O fato é que me encontrava completamente disperso e sem vontade de escrever resenhas, ou escrever sem compromisso com algum gênero textual, mas ao me deparar com os ensinamentos presentes em Professora, sim; tia, não: cartas a quem ousa ensinar, compreendi que eu somente interpretarei e tornarei parte de meu repertório as mensagens presentes no texto se eu escrevesse sobre ele. Entretanto, não é somente na esperança de apreender o conteúdo presente na obra, mas também na esperança de ser lido que ouso me aventurar nesses mares já tão explorados.

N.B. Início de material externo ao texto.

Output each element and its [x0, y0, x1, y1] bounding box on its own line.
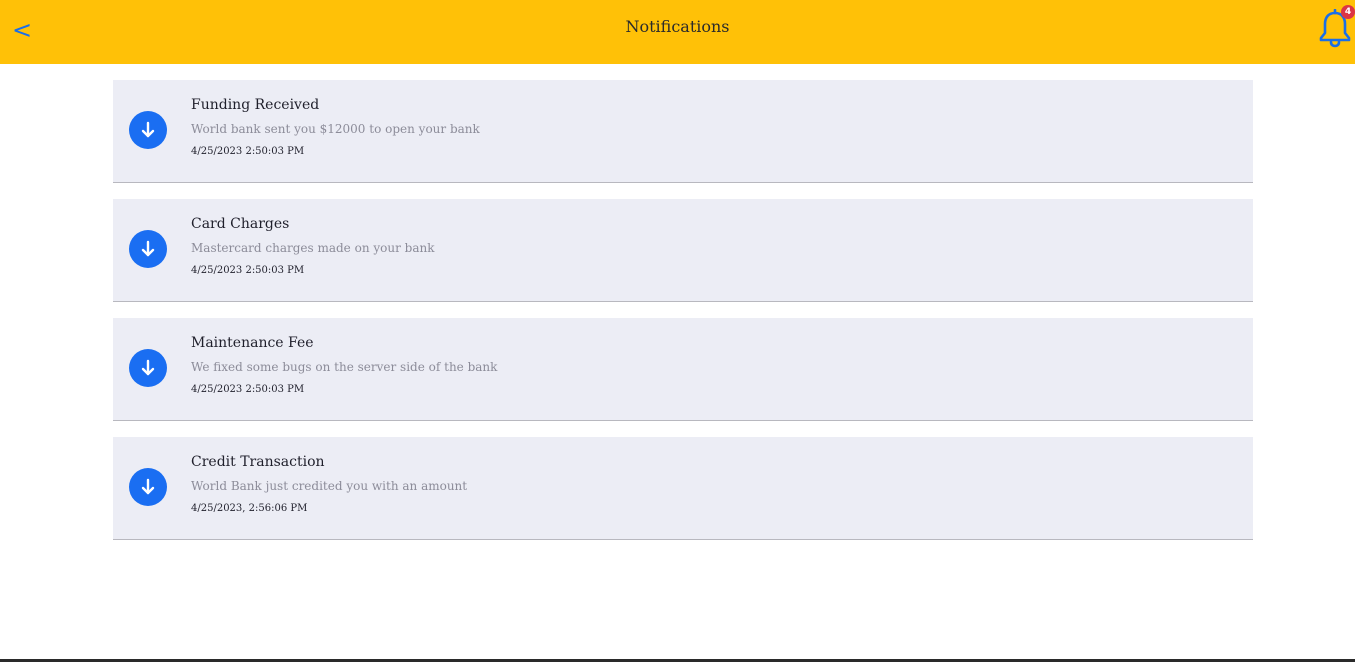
- notification-item[interactable]: Credit Transaction World Bank just credi…: [113, 437, 1253, 540]
- notification-description: Mastercard charges made on your bank: [191, 241, 435, 255]
- notification-timestamp: 4/25/2023 2:50:03 PM: [191, 265, 305, 276]
- page-title: Notifications: [625, 17, 730, 36]
- notification-description: We fixed some bugs on the server side of…: [191, 360, 498, 374]
- notification-item[interactable]: Funding Received World bank sent you $12…: [113, 80, 1253, 183]
- notification-description: World bank sent you $12000 to open your …: [191, 122, 480, 136]
- notification-timestamp: 4/25/2023, 2:56:06 PM: [191, 503, 308, 514]
- arrow-down-icon: [129, 468, 167, 506]
- notification-count-badge: 4: [1341, 5, 1355, 19]
- arrow-down-icon: [129, 111, 167, 149]
- top-bar: < Notifications 4: [0, 0, 1355, 64]
- arrow-down-icon: [129, 349, 167, 387]
- arrow-down-icon: [129, 230, 167, 268]
- notification-item[interactable]: Card Charges Mastercard charges made on …: [113, 199, 1253, 302]
- notification-title: Funding Received: [191, 97, 320, 113]
- notification-timestamp: 4/25/2023 2:50:03 PM: [191, 384, 305, 395]
- notification-list: Funding Received World bank sent you $12…: [113, 80, 1253, 556]
- notification-title: Credit Transaction: [191, 454, 325, 470]
- notification-description: World Bank just credited you with an amo…: [191, 479, 468, 493]
- notification-timestamp: 4/25/2023 2:50:03 PM: [191, 146, 305, 157]
- notification-title: Card Charges: [191, 216, 290, 232]
- notification-title: Maintenance Fee: [191, 335, 314, 351]
- notification-item[interactable]: Maintenance Fee We fixed some bugs on th…: [113, 318, 1253, 421]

A obra levanta diversas teses, mas a principal é a de que a professora deve ter consciência que, ao ser chamada de tia, sua função deixa de ser científica, metodológica, e passa a ser meramente de familiar, desvalorizando a função de educadora. Isso, na visão do filósofo, passa a ideia de que qualquer um pode ensinar, tendo em vista que pessoas sem preparo científico podem ser tias.
Outro ponto mencionado nesta obra de Freire é a ideia de que não devemos ser fatalistas, mecanicistas, dizendo que as coisas são injustas porque sempre foram e sempre serão assim. O autor nega veementemente este tipo de enunciado, afirmando que somos seres históricos e, portanto, inacabados. Assim sendo, devemos ter esperança de transformar a ordem social, jamais deixando que a mentalidade de uma minoria dominante influencie a mente de uma maioria dominada. Uma das ferramentas para evitar isso é a educação progressista.
Por fim, quero deixar claro que antes de criticar Paulo Freire, leia! Não desenvolva uma opinião sobre algo que você não conhece. Ao lê-lo, busque somente compreendê-lo e somente após entender o autor, ouse discordar, ouse concordar, ouse manifestar sua opinião: afinal de contas, ainda vivemos em uma democracia.